Target gene analysis of transcription factors modulated by LIPUS
To identify the target genes regulated by the 10 LIPUS-responding transcription factor genes, we utilized the online ChIP-seq database ChIP-Atlas and obtained the binding scores for Egr1, Egr2, nuclear receptor 4a1 (Nr4a1), JunB, and NFATc1 in the promoter regions of target genes. Unfortunately, information regarding Btg2, Snai2, Cited2, FoxQ1, and Helz2 was not available in this database (labeled N/A in Table 2). The top 10 potential target genes with the highest average scores were selected and their expression levels in osteocytic MLO-Y4 cells were evaluated using RNA-seq data (column 4 in Table 2). RNA-seq data showed that all target genes were not changed by LIPUS (column 4–6 in Table 2), probably because there is a time-lag for target genes to be initiated transcription by these transcription genes.

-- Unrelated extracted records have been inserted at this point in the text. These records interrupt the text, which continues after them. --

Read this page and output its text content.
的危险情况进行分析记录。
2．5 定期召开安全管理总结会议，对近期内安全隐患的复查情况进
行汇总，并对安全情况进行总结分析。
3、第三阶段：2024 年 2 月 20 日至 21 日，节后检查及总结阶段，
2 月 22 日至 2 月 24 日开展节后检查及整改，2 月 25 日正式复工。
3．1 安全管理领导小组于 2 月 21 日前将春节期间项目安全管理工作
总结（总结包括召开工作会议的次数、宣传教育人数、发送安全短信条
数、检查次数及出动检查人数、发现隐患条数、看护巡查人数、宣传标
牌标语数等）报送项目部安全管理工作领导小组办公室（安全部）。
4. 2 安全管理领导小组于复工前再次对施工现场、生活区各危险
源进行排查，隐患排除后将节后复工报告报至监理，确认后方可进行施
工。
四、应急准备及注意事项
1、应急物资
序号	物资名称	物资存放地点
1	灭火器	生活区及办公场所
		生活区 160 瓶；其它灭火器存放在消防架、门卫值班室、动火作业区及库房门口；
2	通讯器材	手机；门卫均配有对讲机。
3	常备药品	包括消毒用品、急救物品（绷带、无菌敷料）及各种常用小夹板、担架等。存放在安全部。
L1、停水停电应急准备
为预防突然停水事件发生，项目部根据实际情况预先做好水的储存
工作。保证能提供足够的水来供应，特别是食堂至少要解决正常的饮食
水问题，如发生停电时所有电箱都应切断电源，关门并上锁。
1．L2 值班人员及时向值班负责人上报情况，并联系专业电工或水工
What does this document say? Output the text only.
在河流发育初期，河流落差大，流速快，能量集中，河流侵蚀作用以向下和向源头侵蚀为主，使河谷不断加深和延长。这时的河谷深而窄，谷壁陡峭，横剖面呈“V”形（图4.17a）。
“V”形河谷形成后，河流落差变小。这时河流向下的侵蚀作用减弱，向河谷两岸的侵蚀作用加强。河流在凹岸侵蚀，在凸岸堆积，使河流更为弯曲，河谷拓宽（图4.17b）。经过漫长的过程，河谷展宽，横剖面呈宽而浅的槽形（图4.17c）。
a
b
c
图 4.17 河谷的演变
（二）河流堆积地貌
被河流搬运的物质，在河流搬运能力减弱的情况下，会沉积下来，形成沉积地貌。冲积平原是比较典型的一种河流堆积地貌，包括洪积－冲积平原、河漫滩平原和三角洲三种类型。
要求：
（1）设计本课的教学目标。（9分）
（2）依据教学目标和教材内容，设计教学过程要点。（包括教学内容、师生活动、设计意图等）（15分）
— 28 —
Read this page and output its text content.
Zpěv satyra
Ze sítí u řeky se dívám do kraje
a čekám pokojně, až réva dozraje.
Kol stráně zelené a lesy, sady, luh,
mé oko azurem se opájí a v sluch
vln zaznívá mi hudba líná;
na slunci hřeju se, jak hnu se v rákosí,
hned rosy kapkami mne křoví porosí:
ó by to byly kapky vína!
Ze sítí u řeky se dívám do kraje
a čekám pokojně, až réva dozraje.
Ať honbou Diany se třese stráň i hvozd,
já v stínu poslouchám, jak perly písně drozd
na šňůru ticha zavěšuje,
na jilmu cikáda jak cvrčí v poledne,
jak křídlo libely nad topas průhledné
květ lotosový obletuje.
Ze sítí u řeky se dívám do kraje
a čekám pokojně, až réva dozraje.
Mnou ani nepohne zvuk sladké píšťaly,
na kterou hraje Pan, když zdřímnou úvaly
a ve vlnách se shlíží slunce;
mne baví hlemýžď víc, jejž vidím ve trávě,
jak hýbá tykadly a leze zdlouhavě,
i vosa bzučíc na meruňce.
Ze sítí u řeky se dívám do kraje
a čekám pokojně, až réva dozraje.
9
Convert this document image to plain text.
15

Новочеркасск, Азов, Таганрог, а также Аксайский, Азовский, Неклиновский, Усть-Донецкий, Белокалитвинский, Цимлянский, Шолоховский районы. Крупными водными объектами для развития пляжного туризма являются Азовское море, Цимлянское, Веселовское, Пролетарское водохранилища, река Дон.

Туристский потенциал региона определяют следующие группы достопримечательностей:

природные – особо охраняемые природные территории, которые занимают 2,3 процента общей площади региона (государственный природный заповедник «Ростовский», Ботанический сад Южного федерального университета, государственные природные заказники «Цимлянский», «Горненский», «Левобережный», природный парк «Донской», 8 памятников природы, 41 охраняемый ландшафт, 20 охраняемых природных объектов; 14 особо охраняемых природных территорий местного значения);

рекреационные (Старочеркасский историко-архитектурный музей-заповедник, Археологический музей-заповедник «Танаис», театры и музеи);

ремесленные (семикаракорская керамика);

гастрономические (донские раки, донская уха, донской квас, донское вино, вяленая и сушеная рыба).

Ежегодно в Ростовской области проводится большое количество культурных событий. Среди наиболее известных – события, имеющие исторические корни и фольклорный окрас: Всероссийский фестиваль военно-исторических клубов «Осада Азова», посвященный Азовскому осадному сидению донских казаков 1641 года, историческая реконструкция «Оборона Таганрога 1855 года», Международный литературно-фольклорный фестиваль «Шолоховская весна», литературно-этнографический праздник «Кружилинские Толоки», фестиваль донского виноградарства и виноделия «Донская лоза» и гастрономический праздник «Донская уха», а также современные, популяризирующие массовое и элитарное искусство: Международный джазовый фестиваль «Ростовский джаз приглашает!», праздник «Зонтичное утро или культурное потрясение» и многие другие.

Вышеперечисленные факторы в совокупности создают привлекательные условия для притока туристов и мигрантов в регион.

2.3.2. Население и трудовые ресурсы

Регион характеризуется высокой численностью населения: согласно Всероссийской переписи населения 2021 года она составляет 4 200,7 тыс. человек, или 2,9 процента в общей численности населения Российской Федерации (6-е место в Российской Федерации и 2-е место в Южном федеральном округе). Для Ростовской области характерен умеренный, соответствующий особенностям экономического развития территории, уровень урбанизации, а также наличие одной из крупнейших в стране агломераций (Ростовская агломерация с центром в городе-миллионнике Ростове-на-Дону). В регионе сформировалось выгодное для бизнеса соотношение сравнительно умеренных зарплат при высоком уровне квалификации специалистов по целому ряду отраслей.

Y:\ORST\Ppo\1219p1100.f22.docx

Eleven genes which abound with high expression levels in MLO-Y4 cells (FPKM value > 10; bolded in Table 2) were selected and their functions were investigated. These genes participate in energy metabolism (Adssl1), cell survival (Ncapg2, Mcl1, and Brox), and cell–cell contact (Arhgap17), and involve several signaling pathways (Cbr1, Dynlt1b, Aida, and Htra3) (Table 2). The TGF-β and Cox2/PGE2 pathways, which are modulated by Htra3 and Cbr1 factors23, 24, are especially interesting because they are induced and secreted in the early stages of fracture healing (inflammation phase) as proinflammatory molecules3. Cst3, which is the most abundantly expressed gene in MLO-Y4 cells, encodes a secreted factor and promotes the differentiation of osteoblasts associated with BMP signaling25.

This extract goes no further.